FAIT DU JOUR Le droit à l'avortement est-il menacé ?
À l'heure où le gouvernement espagnol tente de durcir sa législation sur l'avortement, la France, elle, l'assouplit en supprimant la notion de "situation de détresse" dans le cadre du projet de loi pour l'égalité hommes-femmes adopté le 28 janvier par les députés. À Alès, les défenseurs de l'IVG (Interruption volontaire de grossesse) constatent que ce droit n'est jamais réellement acquis et que le combat est perpétuel.
Au centre de planification du quartier des Cévennes, Simone Deleuze et Sylvette Burga, bénévoles pour le planning familial, défendent depuis toujours le droit à l'avortement. Aujourd'hui retraitées, elles se souviennent de l'évolution, au fil des années, de la législation sur l'avortement en France. Car il a fallu attendre la loi Veil de 1975 pour que l'interruption volontaire de grossesse devienne un droit pour toute "femme enceinte que son état place en situation de détresse". Dix ans plus tôt, en 1965, le planning familial naissait à Alès suite à la création, en 1956, du mouvement militant connu sous le nom de "La maternité heureuse". L'association, devenue aujourd'hui "Le mouvement français pour le planning familial" réunissait à l'époque des femmes et des hommes bien décidés à faire changer la loi de 1920 qui interdisait l’avortement ainsi que l’utilisation et la diffusion de tout moyen contraceptif en France. Mais heureusement les mentalités évoluent et en 1967, la loi Neuwirth autorise l'usage des contraceptifs. Premier pas avant que le combat de Simone Veil porte ses fruits sept ans plus tard.
Continuer d'améliorer les droits des femmes
Cette loi et celle du 31 décembre 1979 fixent les conditions dans lesquelles peuvent se pratiquer les interruptions volontaires de grossesse. Celles-ci doivent être pratiquées avant la fin de la dixième semaine (soit douze semaines à partir du début des dernières règles) un entretien social préalable est obligatoire et les jeunes filles mineures doivent avoir l'accord de leurs parents. En juillet 2001, de nouvelles mesures allongent la durée à la fin de la douzième semaine de grossesse (soit quatorze semaines d'aménorrhées), ne rendent plus l'entretien obligatoire pour les personnes majeures et les mineures peuvent choisir d'être accompagnés par un adulte référent en cas de difficultés avec la famille.
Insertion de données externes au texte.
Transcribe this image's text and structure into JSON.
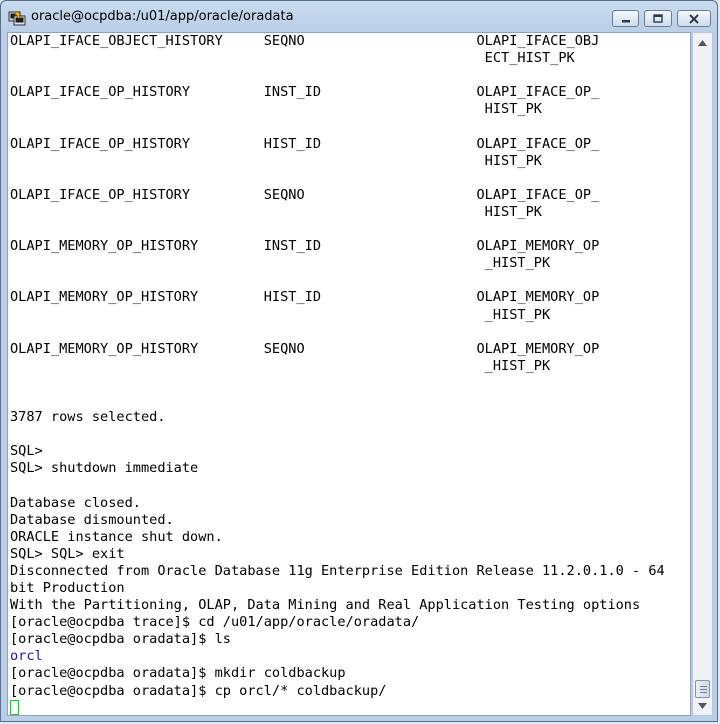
{
  "window": {
    "title": "oracle@ocpdba:/u01/app/oracle/oradata",
    "icons": {
      "app": "putty-icon",
      "minimize": "minimize-icon",
      "maximize": "maximize-icon",
      "close": "close-icon"
    }
  },
  "terminal": {
    "lines": [
      {
        "text": "OLAPI_IFACE_OBJECT_HISTORY     SEQNO                     OLAPI_IFACE_OBJ"
      },
      {
        "text": "                                                          ECT_HIST_PK"
      },
      {
        "text": ""
      },
      {
        "text": "OLAPI_IFACE_OP_HISTORY         INST_ID                   OLAPI_IFACE_OP_"
      },
      {
        "text": "                                                          HIST_PK"
      },
      {
        "text": ""
      },
      {
        "text": "OLAPI_IFACE_OP_HISTORY         HIST_ID                   OLAPI_IFACE_OP_"
      },
      {
        "text": "                                                          HIST_PK"
      },
      {
        "text": ""
      },
      {
        "text": "OLAPI_IFACE_OP_HISTORY         SEQNO                     OLAPI_IFACE_OP_"
      },
      {
        "text": "                                                          HIST_PK"
      },
      {
        "text": ""
      },
      {
        "text": "OLAPI_MEMORY_OP_HISTORY        INST_ID                   OLAPI_MEMORY_OP"
      },
      {
        "text": "                                                          _HIST_PK"
      },
      {
        "text": ""
      },
      {
        "text": "OLAPI_MEMORY_OP_HISTORY        HIST_ID                   OLAPI_MEMORY_OP"
      },
      {
        "text": "                                                          _HIST_PK"
      },
      {
        "text": ""
      },
      {
        "text": "OLAPI_MEMORY_OP_HISTORY        SEQNO                     OLAPI_MEMORY_OP"
      },
      {
        "text": "                                                          _HIST_PK"
      },
      {
        "text": ""
      },
      {
        "text": ""
      },
      {
        "text": "3787 rows selected."
      },
      {
        "text": ""
      },
      {
        "text": "SQL>"
      },
      {
        "text": "SQL> shutdown immediate"
      },
      {
        "text": ""
      },
      {
        "text": "Database closed."
      },
      {
        "text": "Database dismounted."
      },
      {
        "text": "ORACLE instance shut down."
      },
      {
        "text": "SQL> SQL> exit"
      },
      {
        "text": "Disconnected from Oracle Database 11g Enterprise Edition Release 11.2.0.1.0 - 64"
      },
      {
        "text": "bit Production"
      },
      {
        "text": "With the Partitioning, OLAP, Data Mining and Real Application Testing options"
      },
      {
        "text": "[oracle@ocpdba trace]$ cd /u01/app/oracle/oradata/"
      },
      {
        "text": "[oracle@ocpdba oradata]$ ls"
      },
      {
        "text": "orcl",
        "color": "blue"
      },
      {
        "text": "[oracle@ocpdba oradata]$ mkdir coldbackup"
      },
      {
        "text": "[oracle@ocpdba oradata]$ cp orcl/* coldbackup/"
      }
    ],
    "cursor_color": "#2ebd2e",
    "directory_color": "#1a1ab0"
  },
  "scrollbar": {
    "up_icon": "scroll-up-arrow-icon",
    "down_icon": "scroll-down-arrow-icon"
  }
}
De belles avancées qui n'enlèvent pas pour autant la difficulté pour une femme d'être confrontée à ce type de situation. Au nombre de 12 dans le département du Gard, les centres de planification, au-delà de leur rôle de prévention, d'information et d'éducation, apportent également leur écoute et guident celles et ceux (car les hommes aussi sont concernés) vers les bons interlocuteurs en cas de grossesse non désirée. "Ils passent par nous pour savoir comment cela va se passer et pour avoir des conseils" commente Sylvette Burga, qui a exercé le métier de conseillère conjugale dans des centres de planification pendant 35 ans.
La remise en cause
Le combat mené pendant toutes ces années pour que la femme puisse avoir et garder la liberté de choisir semble ne jamais se terminer. Aujourd'hui, le projet de loi qui supprime en Espagne le droit à l'avortement suscite une levée de bouclier sans précédent entraînant également des manifestations de soutien en France. "Il y a à la fois une lutte pour améliorer ce droit mais aussi des forces réactionnaires insidieuses qui s'y opposent" souligne Sylvette Burga. Et d'ajouter : "Nous n'avons plus les médecins militant pour une prise en charge de la personne". Pour Simone Deleuze, "ce que veulent les réactionnaires, c'est remettre les femmes à la maison". Car le droit à la contraception et à l'IVG ont permis et permettent encore aux femmes "de choisir leur mode de vie" et donc de jouer un rôle plus important qu'avant au sein de la société et dans le monde du travail. Indignées, les deux bénévoles du centre de planification alésien craignent que ce durcissement de la législation espagnole finisse par grignoter les pays européens et ce serait "révoltant de devoir se battre à nouveau". D'autant que supprimer ce droit ne diminuerait pas le nombre d'interruptions volontaires de grossesse, sachant que toutes les neufs minutes, une femme meurt des suites d'un avortement illégal ou dangereux. Mieux vaut donc par contre ne pas interrompre la réflexion visant à garantir la liberté individuelle de la femme.